Multisystemic Castleman disease (MCD) can be associated with HHV8 infection, which involves the mantle zone of follicles. This condition results in an increase number of HHV8-positive (HHV8+) plasmablasts that multiply and amalgamate to form plasmablastic B-cell lymphoma. All previously reported cases of HIV-positive patients with MCD were coinfected with HHV8. Twelve cases of HIV- MCD that are HHV8+ were encountered in the literature, three of them developed lymphoma, and none of those cases were reported to have Kaposi's sarcoma (KS). We report a unique case of HIV-negative elderly woman with preexisting KS that presented to the hospital with recurring nausea, vomiting, and fever, assessment revealed diffuse lymphadenopathy. Axillary lymph node biopsy showed HHV8+ MCD with foci of microlymphoma. Despite the treatment with high-dose steroids, she developed multisystem failure that lead to her death.
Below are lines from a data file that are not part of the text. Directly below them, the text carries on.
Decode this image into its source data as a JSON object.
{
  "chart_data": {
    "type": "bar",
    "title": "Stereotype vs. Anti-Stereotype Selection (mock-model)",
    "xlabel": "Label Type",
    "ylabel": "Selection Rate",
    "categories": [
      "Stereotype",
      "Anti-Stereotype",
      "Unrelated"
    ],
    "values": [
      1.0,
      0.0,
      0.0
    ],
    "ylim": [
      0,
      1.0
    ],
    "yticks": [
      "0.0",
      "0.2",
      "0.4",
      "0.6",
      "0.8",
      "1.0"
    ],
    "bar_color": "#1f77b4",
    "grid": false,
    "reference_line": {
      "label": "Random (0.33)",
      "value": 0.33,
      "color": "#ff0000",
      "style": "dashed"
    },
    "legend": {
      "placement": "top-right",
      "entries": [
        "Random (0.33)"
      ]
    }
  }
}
多系统 Castleman 病(MCD)可与 HHV8 感染相关,其涉及滤泡套区。这种情况会导致大量 HHV8 阳性(HHV8+)浆母细胞的增加,这些浆母细胞增殖并融合形成浆母细胞性 B 细胞淋巴瘤。所有先前报道的 HIV 阳性 MCD 患者均合并 HHV8 感染。文献中报道了 12 例 HIV-MCD 患者 HHV8 阳性,其中 3 例发展为淋巴瘤,且均未报告卡波西肉瘤(KS)。我们报告了一例独特的 HIV 阴性老年女性病例,该患者患有先前存在的 KS,因反复恶心、呕吐和发热就诊,评估发现弥漫性淋巴结病。腋窝淋巴结活检显示 HHV8+MCD 伴微淋巴瘤灶。尽管接受了大剂量类固醇治疗,但她仍出现多系统衰竭,最终导致死亡。